The work flowed from vignette to vignette without any hesitation (or hint of exhaustion) from Footnote’s six dancers. Their commitment to every move and phrase was impressive. There were brief moments where an inclusion seemed surplus to need, making me think the only reason it was included was to give each dancer the showcase they were due. I would have preferred the exclusion of some duets and trios in favour of a deeper look into the more poignant moments. For example, (and I’m trying not to give too much away) when the gun finally did emerge I expected a great tension and a huge bang to make the audience jump. It didn’t quite make it to that point.
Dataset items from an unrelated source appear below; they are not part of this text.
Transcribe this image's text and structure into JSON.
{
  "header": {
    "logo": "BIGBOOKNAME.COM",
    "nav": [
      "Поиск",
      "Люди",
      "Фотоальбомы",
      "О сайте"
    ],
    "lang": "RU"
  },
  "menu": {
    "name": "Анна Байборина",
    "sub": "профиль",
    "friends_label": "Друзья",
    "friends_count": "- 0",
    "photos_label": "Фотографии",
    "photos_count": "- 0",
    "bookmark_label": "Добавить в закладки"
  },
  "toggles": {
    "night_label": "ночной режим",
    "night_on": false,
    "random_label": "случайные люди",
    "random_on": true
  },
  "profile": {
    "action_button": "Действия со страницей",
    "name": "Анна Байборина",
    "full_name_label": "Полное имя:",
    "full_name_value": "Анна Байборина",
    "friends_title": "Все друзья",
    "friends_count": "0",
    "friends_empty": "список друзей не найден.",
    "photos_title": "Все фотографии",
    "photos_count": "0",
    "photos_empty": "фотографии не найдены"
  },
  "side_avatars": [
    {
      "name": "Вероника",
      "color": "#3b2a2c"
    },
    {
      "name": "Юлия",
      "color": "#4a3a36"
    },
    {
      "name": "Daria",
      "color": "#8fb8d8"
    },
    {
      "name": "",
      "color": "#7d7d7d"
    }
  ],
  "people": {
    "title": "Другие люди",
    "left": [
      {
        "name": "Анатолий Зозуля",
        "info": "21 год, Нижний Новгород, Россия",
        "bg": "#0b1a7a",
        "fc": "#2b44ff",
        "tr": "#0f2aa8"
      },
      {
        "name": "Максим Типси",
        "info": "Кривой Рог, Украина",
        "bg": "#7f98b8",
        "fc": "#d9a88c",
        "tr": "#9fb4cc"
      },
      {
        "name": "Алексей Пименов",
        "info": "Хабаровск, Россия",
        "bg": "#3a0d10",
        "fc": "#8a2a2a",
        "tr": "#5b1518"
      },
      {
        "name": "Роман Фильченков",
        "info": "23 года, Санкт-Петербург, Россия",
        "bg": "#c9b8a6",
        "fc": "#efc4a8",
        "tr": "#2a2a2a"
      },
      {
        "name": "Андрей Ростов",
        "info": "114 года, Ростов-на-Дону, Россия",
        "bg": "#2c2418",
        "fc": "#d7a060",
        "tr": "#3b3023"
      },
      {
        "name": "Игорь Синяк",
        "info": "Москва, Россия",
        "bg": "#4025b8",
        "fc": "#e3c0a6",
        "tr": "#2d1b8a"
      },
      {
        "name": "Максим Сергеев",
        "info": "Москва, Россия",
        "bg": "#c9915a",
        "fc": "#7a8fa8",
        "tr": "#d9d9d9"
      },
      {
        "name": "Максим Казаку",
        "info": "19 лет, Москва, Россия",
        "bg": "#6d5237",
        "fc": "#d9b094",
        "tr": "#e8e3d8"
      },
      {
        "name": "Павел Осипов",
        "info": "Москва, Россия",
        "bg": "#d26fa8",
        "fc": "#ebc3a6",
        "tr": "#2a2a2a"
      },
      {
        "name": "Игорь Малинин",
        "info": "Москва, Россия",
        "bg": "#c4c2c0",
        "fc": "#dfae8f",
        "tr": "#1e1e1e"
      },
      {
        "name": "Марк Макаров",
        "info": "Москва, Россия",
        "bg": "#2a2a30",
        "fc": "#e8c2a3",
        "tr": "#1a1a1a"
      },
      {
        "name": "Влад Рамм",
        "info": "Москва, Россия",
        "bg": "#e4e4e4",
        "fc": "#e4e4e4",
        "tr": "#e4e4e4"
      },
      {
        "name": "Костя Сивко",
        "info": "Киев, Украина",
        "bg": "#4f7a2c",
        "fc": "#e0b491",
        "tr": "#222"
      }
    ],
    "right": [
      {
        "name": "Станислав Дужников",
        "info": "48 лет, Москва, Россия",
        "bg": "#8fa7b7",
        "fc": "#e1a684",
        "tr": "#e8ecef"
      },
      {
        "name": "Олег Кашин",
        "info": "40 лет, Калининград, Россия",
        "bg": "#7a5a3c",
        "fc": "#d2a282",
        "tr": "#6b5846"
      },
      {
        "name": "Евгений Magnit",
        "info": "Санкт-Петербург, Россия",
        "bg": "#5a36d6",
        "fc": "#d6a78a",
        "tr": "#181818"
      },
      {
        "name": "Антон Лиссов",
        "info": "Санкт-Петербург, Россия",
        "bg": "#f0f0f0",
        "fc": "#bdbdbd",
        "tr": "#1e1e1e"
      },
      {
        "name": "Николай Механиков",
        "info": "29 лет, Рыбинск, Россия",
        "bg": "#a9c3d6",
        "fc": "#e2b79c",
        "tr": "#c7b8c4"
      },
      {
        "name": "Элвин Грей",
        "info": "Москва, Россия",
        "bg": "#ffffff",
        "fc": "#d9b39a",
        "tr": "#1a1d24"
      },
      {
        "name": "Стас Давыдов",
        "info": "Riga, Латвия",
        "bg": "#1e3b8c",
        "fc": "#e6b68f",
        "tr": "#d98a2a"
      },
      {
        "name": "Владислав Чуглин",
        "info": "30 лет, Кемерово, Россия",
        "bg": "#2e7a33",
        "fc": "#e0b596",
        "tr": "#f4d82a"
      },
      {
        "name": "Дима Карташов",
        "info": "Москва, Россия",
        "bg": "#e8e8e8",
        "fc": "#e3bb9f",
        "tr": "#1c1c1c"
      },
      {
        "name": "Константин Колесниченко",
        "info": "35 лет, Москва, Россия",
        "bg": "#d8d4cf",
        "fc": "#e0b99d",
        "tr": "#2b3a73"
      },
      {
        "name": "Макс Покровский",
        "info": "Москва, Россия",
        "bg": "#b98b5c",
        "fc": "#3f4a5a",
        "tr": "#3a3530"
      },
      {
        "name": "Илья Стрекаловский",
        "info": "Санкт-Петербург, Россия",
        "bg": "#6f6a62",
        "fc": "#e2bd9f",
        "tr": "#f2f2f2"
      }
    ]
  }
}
If this is the last of Made In New Zealand before Footnote changes its artistic direction, I hope it’s not the end of “Colt”. I’d love to see it again in a year or so with a bit of development. And like a strange, compelling book you love to read over and over again, I’m sure the audience, and perhaps the performers too, would find new details and new ways of approaching the subject.
Final thoughts: 75 minutes of inexhaustibly committed dancing, a strange and wonderful look at some strange and heavy topics, and clever (if not surreal) use of props to bring it all together.